The purpose of this study was to compare GRF characteristics during walking wearing jogging and roller shoes. Twelve male middle school students (age: $15.0{\pm}0.0\;yrs$, height: $173.6{\pm}5.0\;cm$, weight: $587.6{\pm}89.3\;N$) who have no known musculoskeletal disorders were recruited as the subjects. Kinematic data from six S-VHS camcorders(Panasonic AG456, 60 fields/s) and GRF data from two force platform; (AMII OR6-5) were collected while subjects walked wearing roller and jogging shoes in random order at a speed of 1.1 m/s. An event sync unit with a bright LED light was used to synchronize the video and GRF recordings. GRF data were filtered using a 20 Hz low pass Butterworth. digital filter and further normalized to the subject's body weight. For each trial being analyzed, five critical instants and four phases were identified from the recording. Temporal parameters, GRFs, displacement of center of pressure (DCP), and loading and decay rates were determined for each trial. For each dependent variable, paired t-test was performed to test if significant difference existed between shoe conditions (p <.05). Vertical GRFs at heel contact increased and braking forces at the end of initial double limb stance reduced significantly when going from jogging shoe to roller shoe condition. Robbins and Waked (1997) reported that balance and vertical GRF are closely related It seems that the ankle and knee joints are locked in an awkward fashion at the heel contact to compensate for the imbalance. The DCP in the antero-posterior direction for the roller shoe condition was significantly less than the corresponding value for the jogging shoe condition.
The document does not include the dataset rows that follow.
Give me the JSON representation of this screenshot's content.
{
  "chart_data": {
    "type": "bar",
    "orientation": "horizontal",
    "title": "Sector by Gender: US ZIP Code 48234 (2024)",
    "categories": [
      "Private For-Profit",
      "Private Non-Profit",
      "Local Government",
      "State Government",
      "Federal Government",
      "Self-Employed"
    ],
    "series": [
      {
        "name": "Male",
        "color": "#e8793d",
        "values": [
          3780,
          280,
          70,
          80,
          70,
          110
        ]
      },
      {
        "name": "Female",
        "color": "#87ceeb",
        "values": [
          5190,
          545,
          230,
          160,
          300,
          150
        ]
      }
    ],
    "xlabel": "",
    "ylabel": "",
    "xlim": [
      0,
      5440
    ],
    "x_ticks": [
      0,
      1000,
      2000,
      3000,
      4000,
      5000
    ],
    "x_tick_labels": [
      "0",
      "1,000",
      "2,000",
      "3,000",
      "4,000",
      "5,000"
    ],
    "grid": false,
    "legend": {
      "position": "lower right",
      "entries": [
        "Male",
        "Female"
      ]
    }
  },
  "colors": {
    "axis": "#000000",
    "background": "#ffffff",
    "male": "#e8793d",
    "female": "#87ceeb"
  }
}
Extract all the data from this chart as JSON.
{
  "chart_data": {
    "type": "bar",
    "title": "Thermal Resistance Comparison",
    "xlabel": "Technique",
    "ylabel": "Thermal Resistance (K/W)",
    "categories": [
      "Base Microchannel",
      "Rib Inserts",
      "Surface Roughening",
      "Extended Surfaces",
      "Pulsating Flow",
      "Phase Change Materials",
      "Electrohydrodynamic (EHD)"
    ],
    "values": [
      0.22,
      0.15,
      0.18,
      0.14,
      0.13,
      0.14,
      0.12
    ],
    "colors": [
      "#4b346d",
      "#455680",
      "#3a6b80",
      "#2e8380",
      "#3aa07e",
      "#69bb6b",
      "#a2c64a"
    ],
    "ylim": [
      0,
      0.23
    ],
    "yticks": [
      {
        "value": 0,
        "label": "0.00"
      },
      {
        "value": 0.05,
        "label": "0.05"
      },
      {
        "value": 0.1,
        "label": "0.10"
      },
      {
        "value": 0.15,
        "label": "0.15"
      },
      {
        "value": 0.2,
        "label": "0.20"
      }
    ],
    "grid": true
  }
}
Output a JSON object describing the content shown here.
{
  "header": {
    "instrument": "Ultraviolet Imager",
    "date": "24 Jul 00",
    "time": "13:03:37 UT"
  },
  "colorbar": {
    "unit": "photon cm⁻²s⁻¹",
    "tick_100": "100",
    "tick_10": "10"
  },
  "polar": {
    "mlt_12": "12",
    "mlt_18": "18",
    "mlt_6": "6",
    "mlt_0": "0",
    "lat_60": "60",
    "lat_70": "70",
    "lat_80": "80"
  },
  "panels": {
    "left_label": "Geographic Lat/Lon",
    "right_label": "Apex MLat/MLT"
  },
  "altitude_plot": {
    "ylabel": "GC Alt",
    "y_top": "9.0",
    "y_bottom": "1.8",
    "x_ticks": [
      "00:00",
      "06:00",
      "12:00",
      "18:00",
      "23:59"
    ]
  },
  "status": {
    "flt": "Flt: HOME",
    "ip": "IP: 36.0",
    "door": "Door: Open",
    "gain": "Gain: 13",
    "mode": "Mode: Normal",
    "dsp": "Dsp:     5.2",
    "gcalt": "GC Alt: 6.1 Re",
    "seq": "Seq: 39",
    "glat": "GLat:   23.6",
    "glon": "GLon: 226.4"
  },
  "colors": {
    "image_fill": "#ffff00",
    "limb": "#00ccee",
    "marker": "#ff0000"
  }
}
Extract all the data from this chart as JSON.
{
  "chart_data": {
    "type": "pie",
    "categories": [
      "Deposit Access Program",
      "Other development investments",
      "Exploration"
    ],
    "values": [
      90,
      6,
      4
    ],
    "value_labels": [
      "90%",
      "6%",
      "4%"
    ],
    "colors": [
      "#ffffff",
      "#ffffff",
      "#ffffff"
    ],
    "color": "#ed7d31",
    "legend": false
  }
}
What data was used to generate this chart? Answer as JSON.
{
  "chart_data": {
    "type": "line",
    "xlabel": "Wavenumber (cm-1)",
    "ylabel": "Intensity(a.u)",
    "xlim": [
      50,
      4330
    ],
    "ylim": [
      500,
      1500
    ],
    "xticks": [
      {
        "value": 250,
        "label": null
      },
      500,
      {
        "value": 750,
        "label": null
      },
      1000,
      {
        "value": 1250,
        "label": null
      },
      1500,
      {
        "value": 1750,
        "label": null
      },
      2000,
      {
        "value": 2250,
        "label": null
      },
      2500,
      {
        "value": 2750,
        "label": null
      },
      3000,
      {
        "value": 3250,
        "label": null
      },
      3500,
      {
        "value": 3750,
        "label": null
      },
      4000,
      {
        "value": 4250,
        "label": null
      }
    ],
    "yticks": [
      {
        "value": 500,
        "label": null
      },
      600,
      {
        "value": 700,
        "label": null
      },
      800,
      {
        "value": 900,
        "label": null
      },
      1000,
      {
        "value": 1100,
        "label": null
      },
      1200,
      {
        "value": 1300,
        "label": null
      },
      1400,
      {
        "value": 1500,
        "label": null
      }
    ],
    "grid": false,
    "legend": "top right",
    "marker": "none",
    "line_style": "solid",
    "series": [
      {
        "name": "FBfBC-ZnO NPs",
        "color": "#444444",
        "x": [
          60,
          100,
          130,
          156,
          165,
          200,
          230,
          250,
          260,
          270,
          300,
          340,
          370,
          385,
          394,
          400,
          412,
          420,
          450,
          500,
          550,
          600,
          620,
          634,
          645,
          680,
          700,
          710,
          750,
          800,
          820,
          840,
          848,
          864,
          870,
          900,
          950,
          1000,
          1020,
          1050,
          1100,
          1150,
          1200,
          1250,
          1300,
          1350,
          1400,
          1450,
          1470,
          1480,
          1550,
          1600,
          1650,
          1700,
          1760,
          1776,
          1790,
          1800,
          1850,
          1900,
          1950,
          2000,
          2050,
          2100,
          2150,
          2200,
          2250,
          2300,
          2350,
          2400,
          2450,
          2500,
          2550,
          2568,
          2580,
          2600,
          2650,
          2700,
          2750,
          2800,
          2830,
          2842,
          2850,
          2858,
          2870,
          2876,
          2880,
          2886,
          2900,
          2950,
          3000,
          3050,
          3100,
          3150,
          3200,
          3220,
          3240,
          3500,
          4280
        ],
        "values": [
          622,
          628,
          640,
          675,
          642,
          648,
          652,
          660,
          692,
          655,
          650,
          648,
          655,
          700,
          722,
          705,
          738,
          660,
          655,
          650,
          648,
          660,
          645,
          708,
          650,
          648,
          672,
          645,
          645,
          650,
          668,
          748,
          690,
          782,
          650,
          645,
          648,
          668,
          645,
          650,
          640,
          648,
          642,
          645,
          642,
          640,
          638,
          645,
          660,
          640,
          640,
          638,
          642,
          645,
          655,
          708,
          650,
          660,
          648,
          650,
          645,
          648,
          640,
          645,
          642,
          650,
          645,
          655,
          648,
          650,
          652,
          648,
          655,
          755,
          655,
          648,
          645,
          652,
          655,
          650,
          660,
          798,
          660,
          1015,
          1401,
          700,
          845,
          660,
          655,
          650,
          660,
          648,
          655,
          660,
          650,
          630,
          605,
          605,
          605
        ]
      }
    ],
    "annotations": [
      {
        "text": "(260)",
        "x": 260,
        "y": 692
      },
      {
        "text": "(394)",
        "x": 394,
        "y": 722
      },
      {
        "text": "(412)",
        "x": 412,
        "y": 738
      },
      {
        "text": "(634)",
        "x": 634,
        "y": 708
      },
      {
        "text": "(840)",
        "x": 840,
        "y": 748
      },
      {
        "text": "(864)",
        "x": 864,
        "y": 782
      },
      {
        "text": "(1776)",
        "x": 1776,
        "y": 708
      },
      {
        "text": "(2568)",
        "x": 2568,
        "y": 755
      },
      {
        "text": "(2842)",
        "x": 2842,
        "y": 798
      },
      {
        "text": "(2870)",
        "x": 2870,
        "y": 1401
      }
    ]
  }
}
Because the subjects tried to keep their upper body weight in front of the hip to prevent falling backward, the DCP for the roller shoe condition was restricted The results indicate that walking with roller shoes had little effect on temporal parameters, and loading and decay rates. It seems that there are differences in GRF characteristics between roller shoe and jogging shoe conditions. The differences in GRF pattern may be caused primarily by the altered position of ankle, knee, and center of mass throughout the walking cycle. Future studies should examine muscle activation patterns and joint kinematics during walking with roller shoes.